Déjanire envoie une tunique enchantée à son époux.

(Elle raconte d'abord comment elle a en sa possession un philtre d'amour)

"En expirant, le monstre (= le centaure Nessos) n'eut que le temps de dire : "Fille du vieil Oenée, écoute quel profit tu retireras, si tu suis mes conseils [...] : si de ma mortelle blessure tu recueilles le sang coagulé, à la partie de la flèche où l'hydre de Lerne l'a imprégnée de son noir venin, ce te sera un philtre pour l'esprit d'Héraklès et pour empêcher ce héros de te préférer jamais aucune rivale." J'ai pensé à ce philtre, mes amies, car après la mort de Nessos je l'avais enfermé avec soin dans le palais et j'en ai teint cette tunique, sans rien oublier de ce qu'il m'avait prescrit de vive voix. La chose est terminée. [...] Par des philtres, par des charmes qui enchantent Héraklès, essayer de triompher de ette jeune fille, voilà l'acte que j'ai accompli."

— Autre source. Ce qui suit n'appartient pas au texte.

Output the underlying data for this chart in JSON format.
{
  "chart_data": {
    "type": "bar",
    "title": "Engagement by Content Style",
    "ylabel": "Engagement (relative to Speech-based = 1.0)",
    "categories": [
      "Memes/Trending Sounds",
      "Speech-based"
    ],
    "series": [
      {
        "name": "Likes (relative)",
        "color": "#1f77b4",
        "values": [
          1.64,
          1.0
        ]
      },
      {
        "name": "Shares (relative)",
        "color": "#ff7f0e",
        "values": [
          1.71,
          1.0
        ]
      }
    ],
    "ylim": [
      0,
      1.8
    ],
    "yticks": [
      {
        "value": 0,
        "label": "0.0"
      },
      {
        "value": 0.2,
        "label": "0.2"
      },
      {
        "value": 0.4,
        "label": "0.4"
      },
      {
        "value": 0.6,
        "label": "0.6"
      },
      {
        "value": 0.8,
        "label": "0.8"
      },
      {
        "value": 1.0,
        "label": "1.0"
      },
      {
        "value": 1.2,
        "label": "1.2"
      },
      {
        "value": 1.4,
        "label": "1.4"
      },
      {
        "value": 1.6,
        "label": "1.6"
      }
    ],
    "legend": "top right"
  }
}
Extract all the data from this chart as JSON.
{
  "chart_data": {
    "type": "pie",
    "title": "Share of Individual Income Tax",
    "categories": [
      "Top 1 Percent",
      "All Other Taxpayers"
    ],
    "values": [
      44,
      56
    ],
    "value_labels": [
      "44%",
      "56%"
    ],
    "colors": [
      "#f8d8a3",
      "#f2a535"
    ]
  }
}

(Elle confie ensuite la tunique au héraut Lichas)

"Prends cette fine tunique, c'est un don de ma main que je fais à mon mari. En la remettant, recommande-lui que personne ne s'en couvre le corps avant lui : elle ne doit voir ni les rayons du soleil, ni l'enceinte sacrée d'un temple, ni la flamme brillante du foyer avant qu'il paraisse lui-même avec éclat et la montre aux dieux dans un jour de solennel sacrifice."